Will an Economic Downturn Tank the Housing Market?
If concerns about an imminent recession have been on your mind, you're not alone. There has been widespread discussion about the possibility of a recession in the past couple of years, with many expressing worries that it could lead to a significant increase in the unemployment rate, potentially causing a surge in foreclosures reminiscent of events 15 years ago.
However, the most recent Economic Forecasting Survey by the Wall Street Journal (WSJ) brings a shift in perspective. For the first time in over a year, fewer than half (48%) of economists anticipate a recession within the next year:
"There is a notable shift in optimism among economists regarding the U.S. economy... The probability of a recession within the next year, which averaged at 54% in July, has now decreased to a more positive 48%. This marks the first time in over a year that the probability has fallen below the 50% threshold."
With more than half of these experts no longer foreseeing a recession in the coming year, it follows logically that they also anticipate a more stable unemployment rate. The graph below utilizes data from the same WSJ survey to illustrate precisely what economists predict for the unemployment rate over the next three years (refer to the graph below):
If the predictions of these experts prove accurate, a greater number of individuals will find themselves unemployed in the approaching year. The impact of job losses, regardless of their nature, is profoundly distressing for those affected and their families.

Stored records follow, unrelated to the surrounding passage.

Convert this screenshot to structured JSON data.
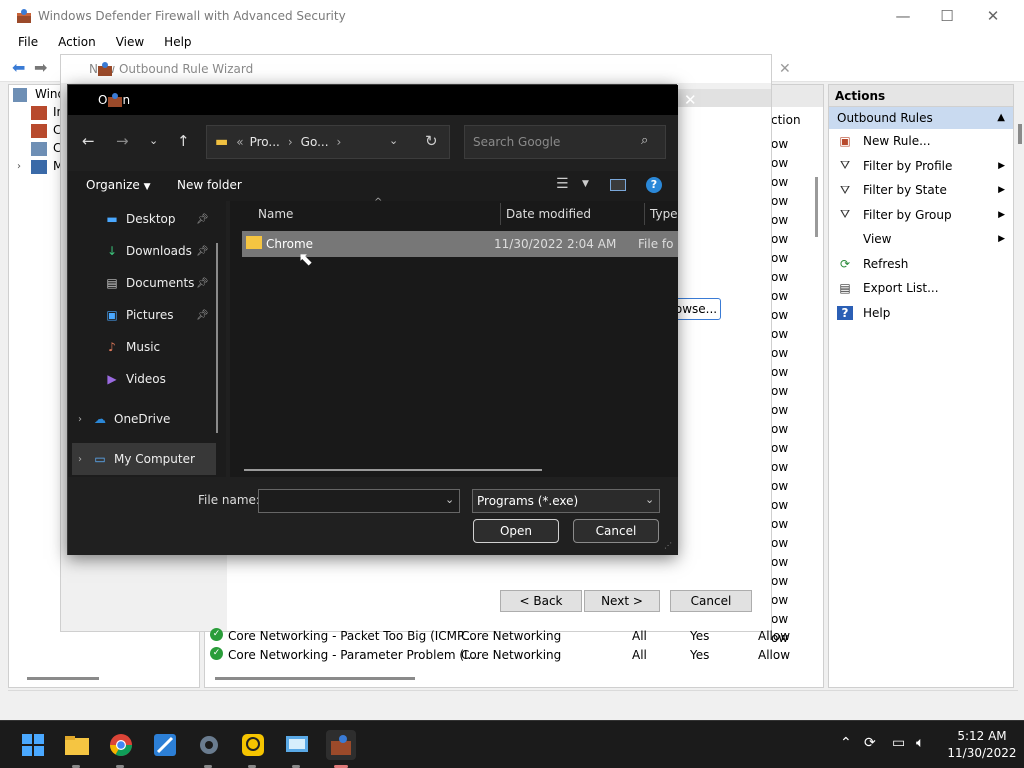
{
  "mmc": {
    "title": "Windows Defender Firewall with Advanced Security",
    "menu": [
      "File",
      "Action",
      "View",
      "Help"
    ],
    "tree_label": "Windo",
    "tree_partial": [
      "In",
      "C",
      "C",
      "M"
    ],
    "col_partial": "ction",
    "row_partial": "ow",
    "rows": [
      {
        "name": "Core Networking - Packet Too Big (ICMP...",
        "group": "Core Networking",
        "profile": "All",
        "enabled": "Yes",
        "action": "Allow"
      },
      {
        "name": "Core Networking - Parameter Problem (I...",
        "group": "Core Networking",
        "profile": "All",
        "enabled": "Yes",
        "action": "Allow"
      }
    ],
    "actions": {
      "header": "Actions",
      "section": "Outbound Rules",
      "items": [
        {
          "label": "New Rule...",
          "icon": "new-rule-icon",
          "arrow": false
        },
        {
          "label": "Filter by Profile",
          "icon": "filter-icon",
          "arrow": true
        },
        {
          "label": "Filter by State",
          "icon": "filter-icon",
          "arrow": true
        },
        {
          "label": "Filter by Group",
          "icon": "filter-icon",
          "arrow": true
        },
        {
          "label": "View",
          "icon": "",
          "arrow": true
        },
        {
          "label": "Refresh",
          "icon": "refresh-icon",
          "arrow": false
        },
        {
          "label": "Export List...",
          "icon": "export-icon",
          "arrow": false
        },
        {
          "label": "Help",
          "icon": "help-icon",
          "arrow": false
        }
      ]
    }
  },
  "wizard": {
    "title": "New Outbound Rule Wizard",
    "browse_label": "owse...",
    "back_label": "< Back",
    "next_label": "Next >",
    "cancel_label": "Cancel"
  },
  "dialog": {
    "title": "Open",
    "breadcrumb": [
      "Pro...",
      "Go..."
    ],
    "breadcrumb_prefix": "«",
    "search_placeholder": "Search Google",
    "organize_label": "Organize",
    "new_folder_label": "New folder",
    "nav_items": [
      {
        "label": "Desktop",
        "pinned": true
      },
      {
        "label": "Downloads",
        "pinned": true
      },
      {
        "label": "Documents",
        "pinned": true
      },
      {
        "label": "Pictures",
        "pinned": true
      },
      {
        "label": "Music",
        "pinned": false
      },
      {
        "label": "Videos",
        "pinned": false
      }
    ],
    "onedrive_label": "OneDrive",
    "mycomputer_label": "My Computer",
    "columns": {
      "name": "Name",
      "date": "Date modified",
      "type": "Type"
    },
    "files": [
      {
        "name": "Chrome",
        "date": "11/30/2022 2:04 AM",
        "type": "File fo"
      }
    ],
    "filename_label": "File name:",
    "filename_value": "",
    "filetype_value": "Programs (*.exe)",
    "open_label": "Open",
    "cancel_label": "Cancel"
  },
  "taskbar": {
    "time": "5:12 AM",
    "date": "11/30/2022"
  }
}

Yet, the pivotal question at hand is whether these job losses will be substantial enough to trigger a cascade of foreclosures, potentially leading to a collapse in the housing market. Drawing insights from historical data provided by Macrotrends and the Bureau of Labor Statistics (BLS), the answer appears to be in the negative. This is due to the fact that the current unemployment rate is hovering near its all-time lows, as depicted in the graph below:
As indicated by the orange bar in the graph, the historical average unemployment rate dating back to 1948 stands at 5.7%. In contrast, the red bar illustrates that during the immediate aftermath of the 2008 financial crisis, the average unemployment rate spiked to 8.3%. Notably, both of these historical averages surpass the current unemployment rate, represented by the blue bar.

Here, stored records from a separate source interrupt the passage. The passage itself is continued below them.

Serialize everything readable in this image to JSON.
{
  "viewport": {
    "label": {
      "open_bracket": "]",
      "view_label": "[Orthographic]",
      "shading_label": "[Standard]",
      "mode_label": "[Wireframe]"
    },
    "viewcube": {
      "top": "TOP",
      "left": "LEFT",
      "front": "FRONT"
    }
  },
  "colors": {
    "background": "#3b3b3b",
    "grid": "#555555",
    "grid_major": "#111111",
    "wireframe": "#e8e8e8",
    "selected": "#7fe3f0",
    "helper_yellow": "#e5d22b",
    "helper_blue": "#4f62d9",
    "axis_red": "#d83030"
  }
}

Looking ahead, projections suggest that the unemployment rate is poised to remain below the 75-year average. Consequently, there is an expectation that we won't experience a surge in foreclosures significant enough to severely impact the housing market.
In summary, a majority of economists no longer anticipate a recession within the next 12 months. Consequently, they do not foresee a substantial increase in the unemployment rate, which would be a prerequisite for a wave of foreclosures leading to another housing market downturn. For inquiries regarding unemployment and its potential effects on the housing market, it is advisable to consult with a real estate professional.
Disclaimer: The information provided in this blog post is based on the latest available data at the time of writing, which is subject to change. It is intended for informational purposes only and should not be considered as financial or investment advice.